Patients from group A had significantly higher combi-test values than patients from group C (13+/-16 vs. 4.5+/-12 units, P<0.02) and higher anti-GAD65 antibody (Ab) levels (0.19+/-0.3 vs. 0.04+/-0.13 units, P<0.01) immediately before grafting. After graft failure in group A, both anti-GAD65 and anti-IA-2 Ab levels increased from baseline, but only the increase in anti-IA-2 Ab levels reached statistical significance (0.28+/-0.12 vs. 15+/-34, P=0.03). When compared with group C, patients from group A had higher anti-GAD65 Abs (0.29+/-0.35 vs. 0.05+/-0.16, P<0.001) after graft failure. Interestingly, the number of double-Ab-positive patients rose from 5% to 35% in group A, whereas it remained at 5% in group C. In pancreatic transplants with bladder drainage, the presence of anti-GAD65 and/or anti-IA2 Abs was not associated with a reduction in urinary amylase levels. This suggests that a loss of endocrine function was not associated with exocrine failure in patients from group A.

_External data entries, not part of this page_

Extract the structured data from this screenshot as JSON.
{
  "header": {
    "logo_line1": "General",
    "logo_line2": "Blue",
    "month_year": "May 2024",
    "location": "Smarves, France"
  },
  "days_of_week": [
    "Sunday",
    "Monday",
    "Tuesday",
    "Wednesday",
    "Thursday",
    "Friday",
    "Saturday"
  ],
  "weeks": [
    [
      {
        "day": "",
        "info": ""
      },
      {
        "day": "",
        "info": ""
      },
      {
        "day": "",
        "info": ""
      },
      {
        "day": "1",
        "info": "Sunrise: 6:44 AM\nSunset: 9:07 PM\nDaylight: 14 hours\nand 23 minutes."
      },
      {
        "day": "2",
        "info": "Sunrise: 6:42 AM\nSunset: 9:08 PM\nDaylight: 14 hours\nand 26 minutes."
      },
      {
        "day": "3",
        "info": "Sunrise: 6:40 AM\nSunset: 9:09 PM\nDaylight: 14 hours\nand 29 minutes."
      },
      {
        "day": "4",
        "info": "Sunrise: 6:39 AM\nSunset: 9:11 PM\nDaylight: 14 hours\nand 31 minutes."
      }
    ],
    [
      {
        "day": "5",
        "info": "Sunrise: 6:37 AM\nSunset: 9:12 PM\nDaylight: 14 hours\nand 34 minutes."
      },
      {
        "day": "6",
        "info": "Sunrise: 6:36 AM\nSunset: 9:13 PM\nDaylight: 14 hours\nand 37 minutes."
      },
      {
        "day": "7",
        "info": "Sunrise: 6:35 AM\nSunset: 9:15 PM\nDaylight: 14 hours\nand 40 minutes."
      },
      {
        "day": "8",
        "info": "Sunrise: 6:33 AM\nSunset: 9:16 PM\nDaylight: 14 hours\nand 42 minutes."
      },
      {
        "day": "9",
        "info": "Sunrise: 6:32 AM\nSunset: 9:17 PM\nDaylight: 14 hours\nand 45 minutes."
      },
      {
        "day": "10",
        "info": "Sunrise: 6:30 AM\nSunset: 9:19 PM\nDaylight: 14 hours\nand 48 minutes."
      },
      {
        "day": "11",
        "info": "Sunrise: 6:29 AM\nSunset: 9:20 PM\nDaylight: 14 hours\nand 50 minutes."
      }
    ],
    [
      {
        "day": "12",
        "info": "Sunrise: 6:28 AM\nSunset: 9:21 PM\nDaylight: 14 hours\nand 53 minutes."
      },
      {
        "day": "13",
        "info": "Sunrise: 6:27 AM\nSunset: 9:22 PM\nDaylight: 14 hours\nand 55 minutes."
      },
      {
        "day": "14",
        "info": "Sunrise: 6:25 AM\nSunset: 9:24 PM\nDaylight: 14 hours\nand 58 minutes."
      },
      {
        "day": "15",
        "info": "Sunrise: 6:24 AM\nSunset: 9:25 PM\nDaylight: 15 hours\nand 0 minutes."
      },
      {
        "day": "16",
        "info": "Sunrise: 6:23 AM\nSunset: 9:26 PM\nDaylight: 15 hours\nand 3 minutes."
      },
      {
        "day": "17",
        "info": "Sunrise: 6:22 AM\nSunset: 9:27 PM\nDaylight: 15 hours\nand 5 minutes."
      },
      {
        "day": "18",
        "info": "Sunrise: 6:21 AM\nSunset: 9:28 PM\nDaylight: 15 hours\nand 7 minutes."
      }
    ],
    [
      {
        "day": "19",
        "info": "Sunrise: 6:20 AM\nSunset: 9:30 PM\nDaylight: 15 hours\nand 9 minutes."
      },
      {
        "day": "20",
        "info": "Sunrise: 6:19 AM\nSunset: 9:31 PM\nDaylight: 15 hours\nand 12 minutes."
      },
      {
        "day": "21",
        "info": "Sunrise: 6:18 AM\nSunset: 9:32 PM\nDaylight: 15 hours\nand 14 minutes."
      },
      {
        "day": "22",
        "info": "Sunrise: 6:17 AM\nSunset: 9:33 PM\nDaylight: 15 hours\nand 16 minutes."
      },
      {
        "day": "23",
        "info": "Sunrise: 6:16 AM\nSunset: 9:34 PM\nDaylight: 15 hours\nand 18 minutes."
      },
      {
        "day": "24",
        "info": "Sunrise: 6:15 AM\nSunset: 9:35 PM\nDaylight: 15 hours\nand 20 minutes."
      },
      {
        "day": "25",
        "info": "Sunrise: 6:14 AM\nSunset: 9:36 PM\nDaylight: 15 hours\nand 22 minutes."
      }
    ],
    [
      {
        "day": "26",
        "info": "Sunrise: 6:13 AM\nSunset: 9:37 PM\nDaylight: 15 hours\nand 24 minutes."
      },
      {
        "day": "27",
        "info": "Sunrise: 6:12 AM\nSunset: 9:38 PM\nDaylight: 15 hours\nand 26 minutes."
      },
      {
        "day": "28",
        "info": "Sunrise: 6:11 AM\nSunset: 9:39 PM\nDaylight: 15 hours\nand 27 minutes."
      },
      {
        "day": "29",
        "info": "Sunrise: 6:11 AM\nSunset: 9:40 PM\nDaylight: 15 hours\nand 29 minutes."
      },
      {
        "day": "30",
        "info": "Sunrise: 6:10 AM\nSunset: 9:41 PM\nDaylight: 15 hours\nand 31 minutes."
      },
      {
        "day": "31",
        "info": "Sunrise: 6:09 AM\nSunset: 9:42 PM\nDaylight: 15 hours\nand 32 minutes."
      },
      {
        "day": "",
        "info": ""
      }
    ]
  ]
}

We can conclude from the present study that peripheral autoimmune markers are useful in diabetic patients receiving pancreatic allografts.
除了对移植胰腺组织的同种免疫外,复发性自身免疫性β细胞破坏是1型糖尿病患者临床胰腺移植成功的另一个限制因素。
我们研究了68例接受胰腺移植的C肽阴性糖尿病患者中谷氨酸脱羧酶(GAD)65和酪氨酸磷酸酶(IA-2)自身抗体的患病率。在移植前即刻采集患者血清。对于血糖恢复升高的移植失败患者以及胰腺移植功能正常患者的同一随访期,采集第二份血样进行分析。根据临床结局将患者分为慢性移植失败组(A组,n = 20)、急性移植失败和/或动脉血栓形成组(n = 7)或胰腺移植功能正常组(C组,n = 41)。使用胰岛细胞自身抗体检测、GAD和IA-2联合检测以及单独的GAD和IA-2检测对患者血清进行特异性自身抗体筛查。
A组患者在移植前联合检测值显著高于C组患者(13±16 vs. 4.5±12单位,P<0.02),抗GAD65抗体(Ab)水平也更高(0.19±0.3 vs. 0.04±0.13单位,P<0.01)。A组移植失败后,抗GAD65和抗IA-2 Ab水平均较基线升高,但只有抗IA-2 Ab水平的升高具有统计学意义(0.28±0.12 vs. 15±34,P = 0.03)。与C组相比,A组移植失败后的患者抗GAD65 Abs更高(0.29±0.35 vs. 0.05±0.16,P<0.001)。有趣的是,A组双抗体阳性患者的比例从5%升至35%,而C组仍为5%。在膀胱引流的胰腺移植中,抗GAD65和/或抗IA2 Abs的存在与尿淀粉酶水平降低无关。这表明A组患者内分泌功能丧失与外分泌功能衰竭无关。
从本研究中我们可以得出结论,外周自身免疫标志物对接受胰腺移植的糖尿病患者有用。